Some states sought to avoid the heavy costs involved in complete acceptance or rejection of the exclusionary rule by holding the rule applicable only to certain categories of offenses. The consequences were predictable. The police, being of a pragmatic turn, tended to interpret the withdrawal of the rule in *613given offense categories as a license to proceed in those areas without legal restraint. [Footnotes omitted.]

. We need not decide whether the doctrine of waiver or estoppel applied in Walder v. United States, 347 U.S. 62, 74 S.Ct. 354, 98 L.Ed. 503 (1954), is applicable at sentencing. The illegally seized evidence was not offered solely in rebuttal of an initial contrary factual showing by Verdugo, as is sometimes made by a defendant at sentencing, for example in support of a plea for probation.
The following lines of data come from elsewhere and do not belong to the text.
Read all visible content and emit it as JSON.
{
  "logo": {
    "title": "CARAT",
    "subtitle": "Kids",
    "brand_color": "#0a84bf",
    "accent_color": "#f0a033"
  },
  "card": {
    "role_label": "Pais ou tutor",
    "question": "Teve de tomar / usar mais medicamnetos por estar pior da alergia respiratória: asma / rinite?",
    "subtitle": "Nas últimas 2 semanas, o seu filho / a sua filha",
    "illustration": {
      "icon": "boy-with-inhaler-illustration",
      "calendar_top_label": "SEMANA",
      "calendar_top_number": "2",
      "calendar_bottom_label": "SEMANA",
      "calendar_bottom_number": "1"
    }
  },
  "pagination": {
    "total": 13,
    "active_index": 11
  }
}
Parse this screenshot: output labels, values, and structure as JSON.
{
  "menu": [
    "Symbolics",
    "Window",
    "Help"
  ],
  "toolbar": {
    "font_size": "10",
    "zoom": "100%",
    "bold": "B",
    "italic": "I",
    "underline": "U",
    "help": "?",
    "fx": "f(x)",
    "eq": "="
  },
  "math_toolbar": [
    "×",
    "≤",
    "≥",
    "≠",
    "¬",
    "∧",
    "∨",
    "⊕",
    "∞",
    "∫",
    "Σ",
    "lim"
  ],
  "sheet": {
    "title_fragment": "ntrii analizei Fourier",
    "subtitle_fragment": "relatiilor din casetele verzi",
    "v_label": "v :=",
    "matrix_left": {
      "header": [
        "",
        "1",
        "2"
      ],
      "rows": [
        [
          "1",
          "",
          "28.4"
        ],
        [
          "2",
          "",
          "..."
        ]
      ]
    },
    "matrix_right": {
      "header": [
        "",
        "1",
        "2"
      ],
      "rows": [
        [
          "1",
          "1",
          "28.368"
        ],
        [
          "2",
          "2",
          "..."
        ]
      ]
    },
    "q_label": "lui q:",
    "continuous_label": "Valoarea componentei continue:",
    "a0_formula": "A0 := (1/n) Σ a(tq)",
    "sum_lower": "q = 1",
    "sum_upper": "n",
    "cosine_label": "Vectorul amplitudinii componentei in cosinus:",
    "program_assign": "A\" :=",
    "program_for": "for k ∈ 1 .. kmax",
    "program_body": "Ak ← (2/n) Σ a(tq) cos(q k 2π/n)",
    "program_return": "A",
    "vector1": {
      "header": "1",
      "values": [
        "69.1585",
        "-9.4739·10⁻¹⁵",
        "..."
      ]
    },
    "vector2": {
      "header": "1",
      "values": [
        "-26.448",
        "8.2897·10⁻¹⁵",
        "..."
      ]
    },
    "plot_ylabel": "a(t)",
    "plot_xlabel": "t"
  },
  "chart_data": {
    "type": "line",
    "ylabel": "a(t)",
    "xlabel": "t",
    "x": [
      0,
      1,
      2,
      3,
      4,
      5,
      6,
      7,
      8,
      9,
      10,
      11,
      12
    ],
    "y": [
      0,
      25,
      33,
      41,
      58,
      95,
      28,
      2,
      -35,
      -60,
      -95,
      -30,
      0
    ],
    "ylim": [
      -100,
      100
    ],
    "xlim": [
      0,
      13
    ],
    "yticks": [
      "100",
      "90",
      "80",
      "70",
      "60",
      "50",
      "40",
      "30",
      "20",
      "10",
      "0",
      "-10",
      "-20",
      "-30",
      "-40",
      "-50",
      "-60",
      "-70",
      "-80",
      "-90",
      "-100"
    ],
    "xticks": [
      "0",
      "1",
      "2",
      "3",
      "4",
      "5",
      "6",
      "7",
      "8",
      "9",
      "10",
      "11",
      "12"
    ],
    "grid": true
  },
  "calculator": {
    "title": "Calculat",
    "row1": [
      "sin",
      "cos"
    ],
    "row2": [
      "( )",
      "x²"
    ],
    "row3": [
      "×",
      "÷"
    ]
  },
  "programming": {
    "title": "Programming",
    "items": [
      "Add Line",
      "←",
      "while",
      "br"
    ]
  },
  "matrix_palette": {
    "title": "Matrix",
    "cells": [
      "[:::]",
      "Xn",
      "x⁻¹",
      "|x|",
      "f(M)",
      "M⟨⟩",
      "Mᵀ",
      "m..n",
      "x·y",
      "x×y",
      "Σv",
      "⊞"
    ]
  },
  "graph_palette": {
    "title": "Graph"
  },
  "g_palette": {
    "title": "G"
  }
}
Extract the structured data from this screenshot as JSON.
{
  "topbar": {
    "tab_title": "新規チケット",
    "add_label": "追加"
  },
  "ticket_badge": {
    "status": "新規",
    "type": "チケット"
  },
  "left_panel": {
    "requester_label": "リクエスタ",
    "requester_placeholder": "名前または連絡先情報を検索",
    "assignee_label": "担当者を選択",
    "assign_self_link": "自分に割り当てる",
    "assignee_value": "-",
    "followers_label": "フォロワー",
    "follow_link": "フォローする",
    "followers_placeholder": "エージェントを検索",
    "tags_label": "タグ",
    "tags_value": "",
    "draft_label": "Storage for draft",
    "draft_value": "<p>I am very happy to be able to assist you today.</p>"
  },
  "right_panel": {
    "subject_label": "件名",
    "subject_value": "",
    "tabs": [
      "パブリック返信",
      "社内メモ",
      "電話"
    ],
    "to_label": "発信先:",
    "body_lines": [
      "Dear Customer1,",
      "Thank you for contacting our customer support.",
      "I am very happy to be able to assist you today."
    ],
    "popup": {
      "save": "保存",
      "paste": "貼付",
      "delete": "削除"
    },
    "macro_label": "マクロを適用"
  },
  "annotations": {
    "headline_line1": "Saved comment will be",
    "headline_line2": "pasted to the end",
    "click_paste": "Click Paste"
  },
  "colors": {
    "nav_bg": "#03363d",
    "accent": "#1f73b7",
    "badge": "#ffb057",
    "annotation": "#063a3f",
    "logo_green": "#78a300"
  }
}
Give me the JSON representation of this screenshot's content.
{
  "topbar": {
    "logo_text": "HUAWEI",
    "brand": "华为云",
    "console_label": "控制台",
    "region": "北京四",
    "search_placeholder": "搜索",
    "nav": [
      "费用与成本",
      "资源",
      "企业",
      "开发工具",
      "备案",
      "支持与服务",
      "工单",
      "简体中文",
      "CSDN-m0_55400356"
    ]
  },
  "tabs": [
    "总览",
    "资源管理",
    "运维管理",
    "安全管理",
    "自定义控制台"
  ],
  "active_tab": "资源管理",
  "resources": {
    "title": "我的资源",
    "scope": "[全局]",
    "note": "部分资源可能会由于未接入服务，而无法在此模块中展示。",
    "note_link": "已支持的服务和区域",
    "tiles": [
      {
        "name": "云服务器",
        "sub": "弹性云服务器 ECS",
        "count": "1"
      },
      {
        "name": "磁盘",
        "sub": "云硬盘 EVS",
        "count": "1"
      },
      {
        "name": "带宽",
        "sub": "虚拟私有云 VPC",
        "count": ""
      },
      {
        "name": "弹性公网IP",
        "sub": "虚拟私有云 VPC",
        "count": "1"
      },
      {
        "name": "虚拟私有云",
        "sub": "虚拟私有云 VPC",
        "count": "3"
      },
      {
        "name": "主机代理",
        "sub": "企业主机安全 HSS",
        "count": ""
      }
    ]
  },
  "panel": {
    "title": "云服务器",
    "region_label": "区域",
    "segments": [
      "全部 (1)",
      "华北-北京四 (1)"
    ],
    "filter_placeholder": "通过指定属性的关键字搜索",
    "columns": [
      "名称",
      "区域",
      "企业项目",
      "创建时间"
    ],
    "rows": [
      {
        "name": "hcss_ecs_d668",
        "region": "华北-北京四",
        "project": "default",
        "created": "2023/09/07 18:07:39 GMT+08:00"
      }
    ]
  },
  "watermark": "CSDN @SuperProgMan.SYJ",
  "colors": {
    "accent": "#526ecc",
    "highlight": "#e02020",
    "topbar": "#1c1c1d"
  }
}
Agnello v. United States, 269 U.S. 20, 46 S.Ct. 4, 70 L.Ed. 145 (1925) ; Lee v. United States, 368 F.2d 834 (D.C.Cir. 1966) ; Inge v. United States, 123 U.S.App.D.C. 6, 356 F.2d 345, 349-50 (1966) ; White v. United States, 121 U.S.App.D.C. 287, 349 F.2d 965 (1965) ; Johnson v. United States, 120 U.S.App.D.C. 69, 344 F.2d 163 (1964) ; United States v. Beno, 324 F.2d 582, 588 (2d Cir. 1963).